While bitterness and resentment are natural reactions to hurtful events, they are also highly destructive. According to Life Works Counseling, these emotions can damage your peace of mind and self-image and can keep you from claiming responsibility for your own actions. They may even have a physical effect on your health, the Arthritis Foundation states. These emotions increase stress, which can raise your heart rate and blood pressure and interfere with the proper functioning of the immune system. Forgiving grievances tends to have the reverse effect. There are several approaches you can try to manage bitterness and resentment.

Instructions

    • 1

      Consider spirituality if you are not already religious, according to the Christian Broadcasting Network. If you are religious, try attending church more often. Pray, or perhaps make an appointment with your priest or other spiritual leader to discuss issues that are causing your resentment and bitterness. Work on forgiving those who may have offended or hurt you.
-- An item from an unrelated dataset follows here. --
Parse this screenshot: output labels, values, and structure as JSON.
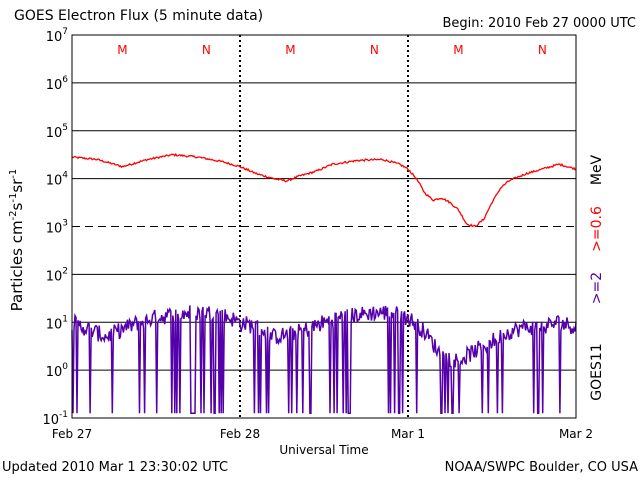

Forgive yourself as well.

    • 2

      Volunteer your time. All sorts of charities and other organizations need help with extra tasks. Helpguide points out that volunteering has positive effects on both your physical and mental health. Volunteering can keep you moving and put you in touch with other people, particularly those who are facing hard challenges, which may change your perspective. Becoming a volunteer also combats stress and negative emotions. Pick an organization that interests you and call to see if there is any way you can help. You can benefit the organization and yourself at the same time.

    • 3

      Find a qualified counselor. Getting to the root of what is causing the bitterness and resentment will help you figure out how to combat it. Life Works Counseling recommends talking about your resentments. Writing them down may also help. Examine the causes of your feelings to see what you need to learn from them. Let go of unnecessary baggage and try to see your situation from someone else's point of view. This will help you forgive and move on.

    • 4

      Find other sources of support if you choose not to pursue counseling. Support groups exist for people going through a variety of challenges, as well as for family members and friends of someone facing difficulty. Some groups meet in person, such as twelve-step programs. If actually attending meetings does not appeal to you, look online for a group that relates to your particular issues. If no kind of formal support group appeals to you, at least be sure to surround yourself with friends or family who will understand your struggle and your need to talk.